The first thing the museum director saw was the broken door. Then the desecrated display cases.
When Veronica Cuthair finished surveying the Ute Mountain Tribal Museum, she realized that nearly all of the tribe’s ancient pottery, beadwork and arrowheads were gone.
The scheduled sentencing in federal court Friday of a man who reportedly admitted to the thefts not only will give tribal members a sense of closure, but it will mean their artifacts can be returned. Authorities have been holding the items as evidence.
“Some of them are irreplaceable, and I hope they come back intact,” said Cuthair, a Ute Mountain Ute tribal member who runs the museum near Towaoc.
The day after the break-in, which happened in January 2004, Cortez police stopped a car driven by Robert Glenn Hanson Jr., 37, of Montezuma County, court records show.

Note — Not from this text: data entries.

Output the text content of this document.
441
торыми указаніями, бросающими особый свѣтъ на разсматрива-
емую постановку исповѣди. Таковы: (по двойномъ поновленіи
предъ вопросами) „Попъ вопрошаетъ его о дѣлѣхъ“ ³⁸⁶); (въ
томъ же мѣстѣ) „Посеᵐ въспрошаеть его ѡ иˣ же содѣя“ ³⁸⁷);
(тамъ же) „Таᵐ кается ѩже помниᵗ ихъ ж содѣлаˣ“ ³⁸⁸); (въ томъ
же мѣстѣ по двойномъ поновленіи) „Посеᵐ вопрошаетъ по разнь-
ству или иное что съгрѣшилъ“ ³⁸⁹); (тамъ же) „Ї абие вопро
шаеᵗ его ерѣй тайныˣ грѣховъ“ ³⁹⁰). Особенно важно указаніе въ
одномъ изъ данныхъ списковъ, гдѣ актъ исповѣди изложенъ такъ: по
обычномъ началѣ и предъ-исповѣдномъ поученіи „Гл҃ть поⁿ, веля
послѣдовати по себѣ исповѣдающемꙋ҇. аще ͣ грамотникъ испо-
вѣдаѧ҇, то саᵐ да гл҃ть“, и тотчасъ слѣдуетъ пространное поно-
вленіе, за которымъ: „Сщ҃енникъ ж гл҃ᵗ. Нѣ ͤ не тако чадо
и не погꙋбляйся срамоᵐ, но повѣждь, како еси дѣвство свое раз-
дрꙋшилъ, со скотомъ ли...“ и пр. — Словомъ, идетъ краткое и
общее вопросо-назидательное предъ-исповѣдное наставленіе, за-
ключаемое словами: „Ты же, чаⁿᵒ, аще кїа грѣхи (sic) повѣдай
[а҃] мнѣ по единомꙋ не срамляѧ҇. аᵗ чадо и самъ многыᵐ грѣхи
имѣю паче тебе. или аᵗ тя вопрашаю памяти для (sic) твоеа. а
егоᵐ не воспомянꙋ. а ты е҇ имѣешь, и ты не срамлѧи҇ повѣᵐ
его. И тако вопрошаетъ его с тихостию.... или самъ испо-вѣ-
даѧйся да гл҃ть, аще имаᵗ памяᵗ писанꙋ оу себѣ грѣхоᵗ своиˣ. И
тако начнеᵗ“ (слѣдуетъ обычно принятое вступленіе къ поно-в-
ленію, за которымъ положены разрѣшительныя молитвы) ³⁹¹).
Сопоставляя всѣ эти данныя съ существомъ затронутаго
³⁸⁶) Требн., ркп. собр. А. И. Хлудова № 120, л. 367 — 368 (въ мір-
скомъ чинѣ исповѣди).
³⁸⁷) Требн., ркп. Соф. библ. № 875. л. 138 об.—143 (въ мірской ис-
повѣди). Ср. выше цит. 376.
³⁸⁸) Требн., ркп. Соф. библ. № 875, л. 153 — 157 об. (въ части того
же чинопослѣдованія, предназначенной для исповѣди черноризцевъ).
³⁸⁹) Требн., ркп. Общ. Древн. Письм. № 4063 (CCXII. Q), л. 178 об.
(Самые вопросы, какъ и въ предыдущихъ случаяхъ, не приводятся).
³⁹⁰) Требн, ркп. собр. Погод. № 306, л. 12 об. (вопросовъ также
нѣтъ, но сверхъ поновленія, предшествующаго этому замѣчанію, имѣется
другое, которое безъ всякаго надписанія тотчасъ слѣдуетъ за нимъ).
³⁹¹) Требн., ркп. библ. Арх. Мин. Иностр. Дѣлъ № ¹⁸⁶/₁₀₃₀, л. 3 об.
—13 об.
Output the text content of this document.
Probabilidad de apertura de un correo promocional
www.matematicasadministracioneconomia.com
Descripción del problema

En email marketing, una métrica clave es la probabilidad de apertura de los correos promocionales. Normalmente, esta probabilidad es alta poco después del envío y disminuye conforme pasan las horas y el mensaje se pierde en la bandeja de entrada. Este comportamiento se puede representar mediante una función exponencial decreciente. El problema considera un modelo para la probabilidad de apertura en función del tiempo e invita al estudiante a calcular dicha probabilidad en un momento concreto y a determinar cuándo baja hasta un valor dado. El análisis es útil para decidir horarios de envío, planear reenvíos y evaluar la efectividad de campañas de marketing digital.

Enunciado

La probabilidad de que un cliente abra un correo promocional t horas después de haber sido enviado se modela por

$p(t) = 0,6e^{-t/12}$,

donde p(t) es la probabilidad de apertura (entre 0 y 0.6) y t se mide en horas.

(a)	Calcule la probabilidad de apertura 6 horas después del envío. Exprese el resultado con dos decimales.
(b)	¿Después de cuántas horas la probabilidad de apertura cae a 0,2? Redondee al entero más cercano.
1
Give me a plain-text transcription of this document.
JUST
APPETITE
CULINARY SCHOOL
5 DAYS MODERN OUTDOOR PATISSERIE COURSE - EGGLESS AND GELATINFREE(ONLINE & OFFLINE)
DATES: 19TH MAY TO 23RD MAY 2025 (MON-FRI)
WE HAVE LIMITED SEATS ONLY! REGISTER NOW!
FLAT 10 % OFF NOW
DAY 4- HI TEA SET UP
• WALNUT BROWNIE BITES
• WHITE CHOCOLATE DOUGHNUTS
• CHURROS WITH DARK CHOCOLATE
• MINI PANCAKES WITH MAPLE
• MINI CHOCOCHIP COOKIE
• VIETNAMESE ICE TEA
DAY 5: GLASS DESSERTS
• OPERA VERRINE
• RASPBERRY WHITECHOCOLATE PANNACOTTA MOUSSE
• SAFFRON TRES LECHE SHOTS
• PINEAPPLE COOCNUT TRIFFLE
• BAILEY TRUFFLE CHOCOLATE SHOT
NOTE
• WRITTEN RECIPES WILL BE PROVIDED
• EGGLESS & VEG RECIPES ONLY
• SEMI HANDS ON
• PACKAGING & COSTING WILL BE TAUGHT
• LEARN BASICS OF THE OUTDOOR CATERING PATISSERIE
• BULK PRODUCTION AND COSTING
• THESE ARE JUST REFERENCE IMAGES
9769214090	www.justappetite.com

The 1990 blue Ford Mustang he was driving had been reported stolen. Police found a syringe with a small amount of methamphetamine in Hanson’s coat pocket, according to sentencing documents. He also had a warrant out for his arrest for violating parole.
As police searched the car, they found ancient pottery and other items wrapped in Ute Mountain Tribal Park T-shirts, according to a plea agreement filed with the court.
Hanson reportedly told officers that he was on his way to sell the artifacts and that he was hoping to get $5,000 for them.
In a plea agreement filed in federal court, Hanson’s sentence could range from 12 to 24 months in prison and a fine that could be as much as $30,000.
Walter Echo-Hawk, senior staff attorney for the Native American Rights Fund based in Boulder, said the looting and selling of Native American artifacts is a serious problem in the Four Corners area.
The pottery Hanson is accused of stealing, made by the Anasazi people who lived in the area until 1300, is particularly prized by private collectors, said Echo-Hawk.
“There are rich people out there, collectors, who will pay a lot of money for these things,” Echo-Hawk said.